The Avedon Experiment

Richard Avedon was a portrait and fashion photographer from the early 1940s until his death in 2004. He famously shot many covers of Vogue magazine, and is known for his portraits of Audrey Hepburn, Marylin Monroe, and the Kennedy's. 

I recently came across a photo of Avedon himself sitting on a stool in a studio. The photo inspired a shoot I did a few weeks ago. 

Photograph by Alfred Eisenstaedt in New York, 1963. Image via the Life Archives.

Photograph by Alfred Eisenstaedt in New York, 1963.
Image via the Life Archives.

Avedon has been an inspiring figure to me in many ways, not only through his photographs, but the way he lived his life, the way he worked with his subjects, and how he continued to evolve throughout his career. 

I believe in maniacs. I believe in type As. I believe that you’ve got to love your work so much that it is all you want to do. I believe you must betray your mistress for your work, you betray your wife for your work; I believe that she must betray you for her work. I believe that work is the one thing in the world that never betrays you, that lasts. If I were going to be a politician, if I were going to be a scientist, I would do it every day. I wouldn’t wait for Monday. I don’t believe in weekends.

If you’re headed for a life that’s only involved with making money and that you hope for satisfaction somewhere else, you’re headed for a lot of trouble. And whatever replaces vodka when you’re 45 is what you’re going to be doing.
— Richard Avedon

Avedon's photography was very personal to him. It was truly an expression of who he was. The decisions he made as a photographer reflected his sincerest urges, and that is why I believe he always managed to surprise and compel viewers. As he evolved as a person, so did his work.

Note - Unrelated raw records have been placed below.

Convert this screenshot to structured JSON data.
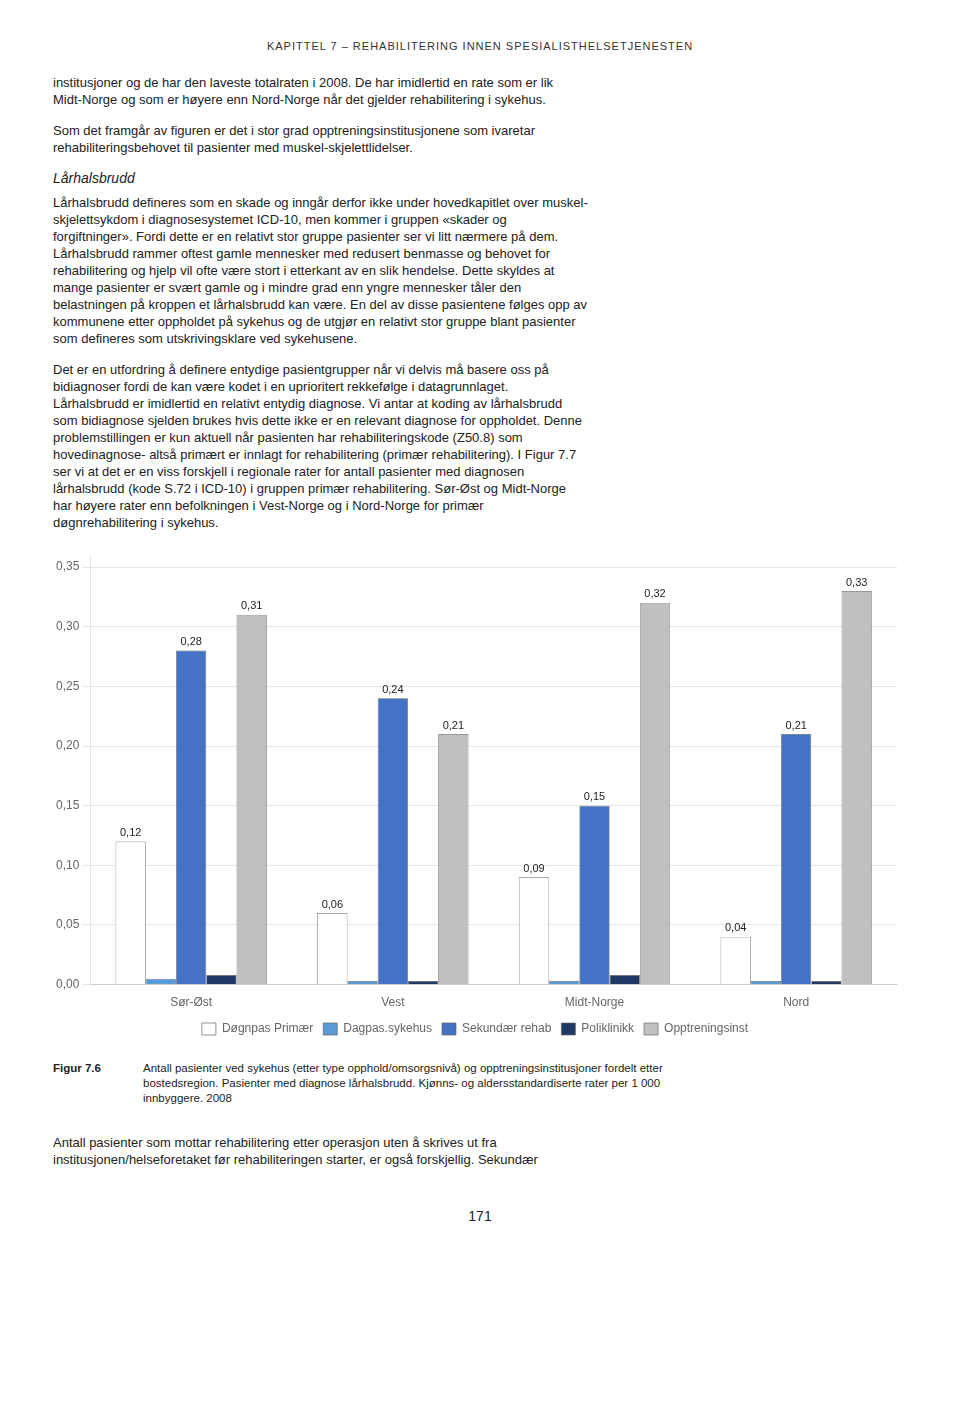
{
  "header": "KAPITTEL 7 – REHABILITERING INNEN SPESIALISTHELSETJENESTEN",
  "paragraphs_before": [
    "institusjoner og de har den laveste totalraten i 2008. De har imidlertid en rate som er lik\nMidt-Norge og som er høyere enn Nord-Norge når det gjelder rehabilitering i sykehus.",
    "Som det framgår av figuren er det i stor grad opptreningsinstitusjonene som ivaretar\nrehabiliteringsbehovet til pasienter med muskel-skjelettlidelser."
  ],
  "heading": "Lårhalsbrudd",
  "paragraphs_after_heading": [
    "Lårhalsbrudd defineres som en skade og inngår derfor ikke under hovedkapitlet over muskel-\nskjelettsykdom i diagnosesystemet ICD-10, men kommer i gruppen «skader og\nforgiftninger». Fordi dette er en relativt stor gruppe pasienter ser vi litt nærmere på dem.\nLårhalsbrudd rammer oftest gamle mennesker med redusert benmasse og behovet for\nrehabilitering og hjelp vil ofte være stort i etterkant av en slik hendelse. Dette skyldes at\nmange pasienter er svært gamle og i mindre grad enn yngre mennesker tåler den\nbelastningen på kroppen et lårhalsbrudd kan være. En del av disse pasientene følges opp av\nkommunene etter oppholdet på sykehus og de utgjør en relativt stor gruppe blant pasienter\nsom defineres som utskrivingsklare ved sykehusene.",
    "Det er en utfordring å definere entydige pasientgrupper når vi delvis må basere oss på\nbidiagnoser fordi de kan være kodet i en uprioritert rekkefølge i datagrunnlaget.\nLårhalsbrudd er imidlertid en relativt entydig diagnose. Vi antar at koding av lårhalsbrudd\nsom bidiagnose sjelden brukes hvis dette ikke er en relevant diagnose for oppholdet. Denne\nproblemstillingen er kun aktuell når pasienten har rehabiliteringskode (Z50.8) som\nhovedinagnose- altså primært er innlagt for rehabilitering (primær rehabilitering). I Figur 7.7\nser vi at det er en viss forskjell i regionale rater for antall pasienter med diagnosen\nlårhalsbrudd (kode S.72 i ICD-10) i gruppen primær rehabilitering. Sør-Øst og Midt-Norge\nhar høyere rater enn befolkningen i Vest-Norge og i Nord-Norge for primær\ndøgnrehabilitering i sykehus."
  ],
  "caption_title": "Figur 7.6",
  "caption": "Antall pasienter ved sykehus (etter type opphold/omsorgsnivå) og opptreningsinstitusjoner fordelt etter\nbostedsregion. Pasienter med diagnose lårhalsbrudd. Kjønns- og aldersstandardiserte rater per 1 000\ninnbyggere. 2008",
  "footer_text": "Antall pasienter som mottar rehabilitering etter operasjon uten å skrives ut fra\ninstitusjonen/helseforetaket før rehabiliteringen starter, er også forskjellig. Sekundær",
  "page_number": "171",
  "chart_data": {
    "type": "bar",
    "categories": [
      "Sør-Øst",
      "Vest",
      "Midt-Norge",
      "Nord"
    ],
    "series": [
      {
        "name": "Døgnpas Primær",
        "color": "#FFFFFF",
        "values": [
          0.12,
          0.06,
          0.09,
          0.04
        ],
        "data_labels": true,
        "value_labels": [
          "0,12",
          "0,06",
          "0,09",
          "0,04"
        ]
      },
      {
        "name": "Dagpas.sykehus",
        "color": "#5B9BD5",
        "values": [
          0.005,
          0.003,
          0.003,
          0.003
        ]
      },
      {
        "name": "Sekundær rehab",
        "color": "#4472C4",
        "values": [
          0.28,
          0.24,
          0.15,
          0.21
        ],
        "data_labels": true,
        "value_labels": [
          "0,28",
          "0,24",
          "0,15",
          "0,21"
        ]
      },
      {
        "name": "Poliklinikk",
        "color": "#1F3864",
        "values": [
          0.008,
          0.003,
          0.008,
          0.003
        ]
      },
      {
        "name": "Opptreningsinst",
        "color": "#C0C0C0",
        "values": [
          0.31,
          0.21,
          0.32,
          0.33
        ],
        "data_labels": true,
        "value_labels": [
          "0,31",
          "0,21",
          "0,32",
          "0,33"
        ]
      }
    ],
    "ylim": [
      0.0,
      0.36
    ],
    "yticks": [
      {
        "value": 0.0,
        "label": "0,00"
      },
      {
        "value": 0.05,
        "label": "0,05"
      },
      {
        "value": 0.1,
        "label": "0,10"
      },
      {
        "value": 0.15,
        "label": "0,15"
      },
      {
        "value": 0.2,
        "label": "0,20"
      },
      {
        "value": 0.25,
        "label": "0,25"
      },
      {
        "value": 0.3,
        "label": "0,30"
      },
      {
        "value": 0.35,
        "label": "0,35"
      }
    ],
    "grid": true,
    "legend": "bottom"
  }
}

I strictly negate to use the word "mature", because I believe that his work was always mature in that it was always honest, never contrived. 

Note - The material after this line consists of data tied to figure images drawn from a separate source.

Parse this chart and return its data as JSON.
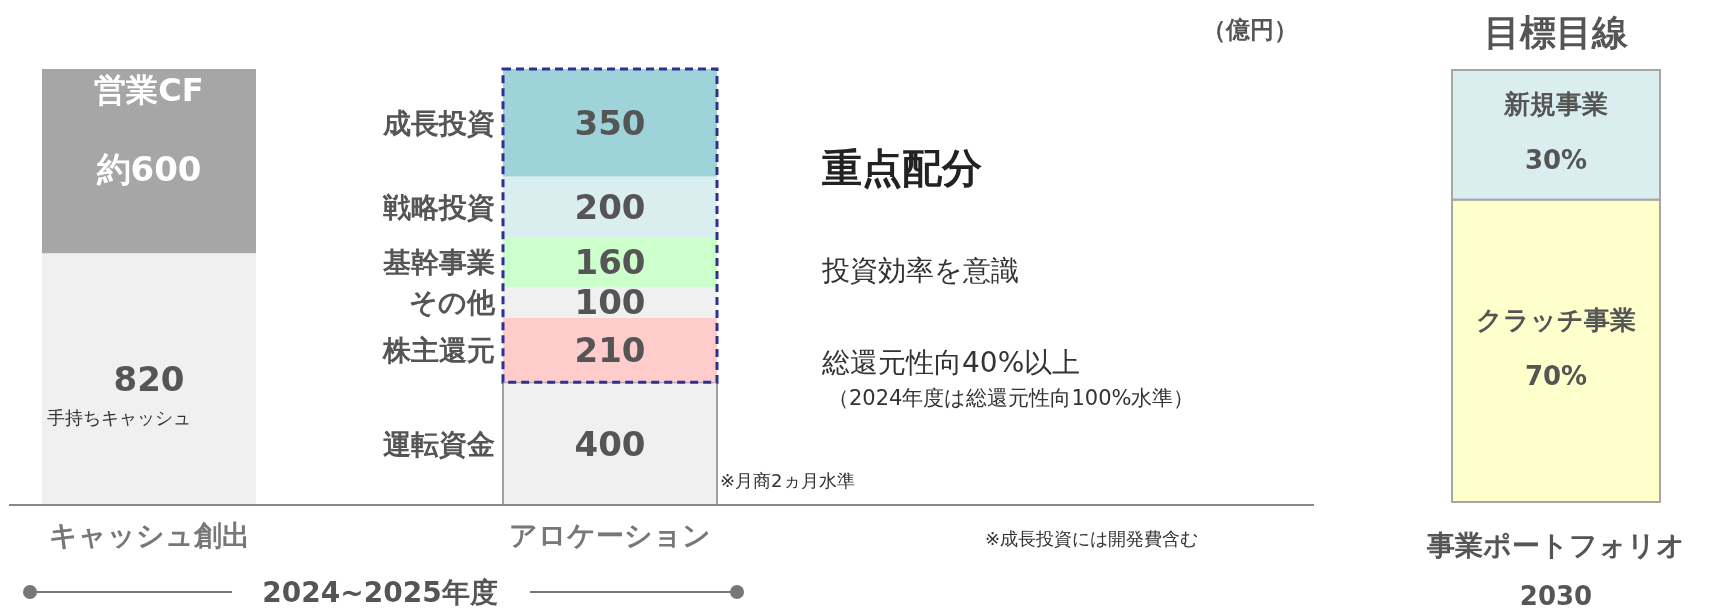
{
  "chart_data": [
    {
      "type": "bar",
      "stacked": true,
      "categories": [
        "キャッシュ創出",
        "アロケーション"
      ],
      "series": [
        {
          "name": "手持ちキャッシュ",
          "color": "#f0f0f0",
          "values": [
            820,
            null
          ],
          "value_labels": [
            "820",
            null
          ]
        },
        {
          "name": "営業CF",
          "color": "#a6a6a6",
          "values": [
            600,
            null
          ],
          "value_labels": [
            "約600",
            null
          ]
        },
        {
          "name": "運転資金",
          "color": "#f0f0f0",
          "values": [
            null,
            400
          ],
          "value_labels": [
            null,
            "400"
          ]
        },
        {
          "name": "株主還元",
          "color": "#ffcccc",
          "values": [
            null,
            210
          ],
          "value_labels": [
            null,
            "210"
          ]
        },
        {
          "name": "その他",
          "color": "#f0f0f0",
          "values": [
            null,
            100
          ],
          "value_labels": [
            null,
            "100"
          ]
        },
        {
          "name": "基幹事業",
          "color": "#ccffcc",
          "values": [
            null,
            160
          ],
          "value_labels": [
            null,
            "160"
          ]
        },
        {
          "name": "戦略投資",
          "color": "#daeef0",
          "values": [
            null,
            200
          ],
          "value_labels": [
            null,
            "200"
          ]
        },
        {
          "name": "成長投資",
          "color": "#9dd3d9",
          "values": [
            null,
            350
          ],
          "value_labels": [
            null,
            "350"
          ]
        }
      ],
      "annotations": [
        "（億円）",
        "重点配分",
        "投資効率を意識",
        "総還元性向40%以上",
        "（2024年度は総還元性向100%水準）",
        "※月商2ヵ月水準",
        "※成長投資には開発費含む",
        "2024~2025年度"
      ]
    },
    {
      "type": "bar",
      "stacked": true,
      "title": "目標目線",
      "categories": [
        "事業ポートフォリオ"
      ],
      "xlabel": "2030",
      "series": [
        {
          "name": "クラッチ事業",
          "color": "#ffffcc",
          "values": [
            70
          ],
          "value_labels": [
            "70%"
          ]
        },
        {
          "name": "新規事業",
          "color": "#daeef0",
          "values": [
            30
          ],
          "value_labels": [
            "30%"
          ]
        }
      ]
    }
  ]
}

I often emulate the style of photographers that inspire me, as a way of learning. I will never know exactly how a photographer achieved a given shot, so I cannot reproduce exactly what made their photo great, but trying to mimic the style is a great challenge. There is a combination of decisions, when taking a photograph, that are unique to that moment and that photographer. The exact position where you are standing, the perspective, the focal length, the moment you decide to trip the shutter...all of these elements make a photo distinct. And yours. 

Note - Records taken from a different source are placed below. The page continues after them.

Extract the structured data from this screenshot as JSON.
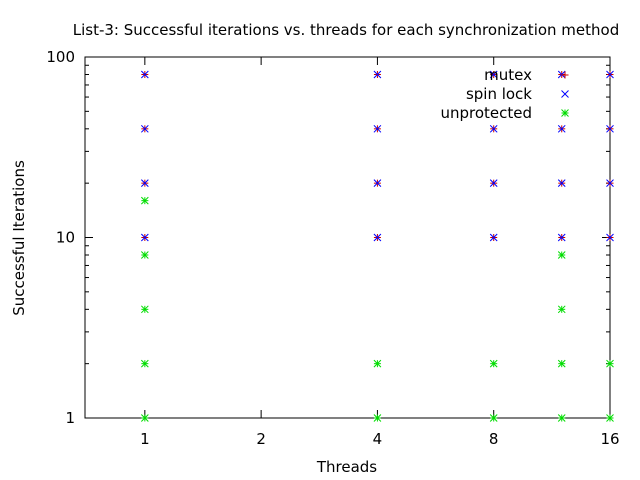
{
  "chart_data": {
    "type": "scatter",
    "title": "List-3: Successful iterations vs. threads for each synchronization method",
    "xlabel": "Threads",
    "ylabel": "Successful Iterations",
    "x_scale": "log2",
    "y_scale": "log10",
    "xlim": [
      0.7,
      16
    ],
    "ylim": [
      1,
      100
    ],
    "x_ticks": [
      {
        "value": 1,
        "label": "1"
      },
      {
        "value": 2,
        "label": "2"
      },
      {
        "value": 4,
        "label": "4"
      },
      {
        "value": 8,
        "label": "8"
      },
      {
        "value": 16,
        "label": "16"
      }
    ],
    "y_ticks": [
      {
        "value": 1,
        "label": "1"
      },
      {
        "value": 10,
        "label": "10"
      },
      {
        "value": 100,
        "label": "100"
      }
    ],
    "grid": false,
    "legend_position": "top-right",
    "series": [
      {
        "name": "mutex",
        "marker": "plus",
        "color": "#cc0000",
        "points": [
          [
            1,
            10
          ],
          [
            1,
            20
          ],
          [
            1,
            40
          ],
          [
            1,
            80
          ],
          [
            4,
            10
          ],
          [
            4,
            20
          ],
          [
            4,
            40
          ],
          [
            4,
            80
          ],
          [
            8,
            10
          ],
          [
            8,
            20
          ],
          [
            8,
            40
          ],
          [
            8,
            80
          ],
          [
            12,
            10
          ],
          [
            12,
            20
          ],
          [
            12,
            40
          ],
          [
            12,
            80
          ],
          [
            16,
            10
          ],
          [
            16,
            20
          ],
          [
            16,
            40
          ],
          [
            16,
            80
          ]
        ]
      },
      {
        "name": "spin lock",
        "marker": "cross",
        "color": "#0000ff",
        "points": [
          [
            1,
            10
          ],
          [
            1,
            20
          ],
          [
            1,
            40
          ],
          [
            1,
            80
          ],
          [
            4,
            10
          ],
          [
            4,
            20
          ],
          [
            4,
            40
          ],
          [
            4,
            80
          ],
          [
            8,
            10
          ],
          [
            8,
            20
          ],
          [
            8,
            40
          ],
          [
            8,
            80
          ],
          [
            12,
            10
          ],
          [
            12,
            20
          ],
          [
            12,
            40
          ],
          [
            12,
            80
          ],
          [
            16,
            10
          ],
          [
            16,
            20
          ],
          [
            16,
            40
          ],
          [
            16,
            80
          ]
        ]
      },
      {
        "name": "unprotected",
        "marker": "star",
        "color": "#00dd00",
        "points": [
          [
            1,
            1
          ],
          [
            1,
            2
          ],
          [
            1,
            4
          ],
          [
            1,
            8
          ],
          [
            1,
            16
          ],
          [
            4,
            1
          ],
          [
            4,
            2
          ],
          [
            8,
            1
          ],
          [
            8,
            2
          ],
          [
            12,
            1
          ],
          [
            12,
            2
          ],
          [
            12,
            4
          ],
          [
            12,
            8
          ],
          [
            16,
            1
          ],
          [
            16,
            2
          ]
        ]
      }
    ]
  }
}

I asked two ladies to model for me so that I could execute my "Avedon Experiment". I had a few of his early fashion photos in mind that I was using as a reference. I shot on 2 different film stocks, Adox CMS 20(at 12 ASA) and Ilford Pan F Plus 50 (at 40 ASA). Adox turned out to be an incredibly high contrast film, which did not play well with my relatively high contrast strobe lighting. 

Photograph by Monet Du Plessis

Photograph by Monet Du Plessis

The girls, Anna and Monet, were wonderful models. They were very patient while I fumbled around with lights and lenses, and were intuitive with their expressions. 

Overall, not a bad way to spend a Tuesday afternoon.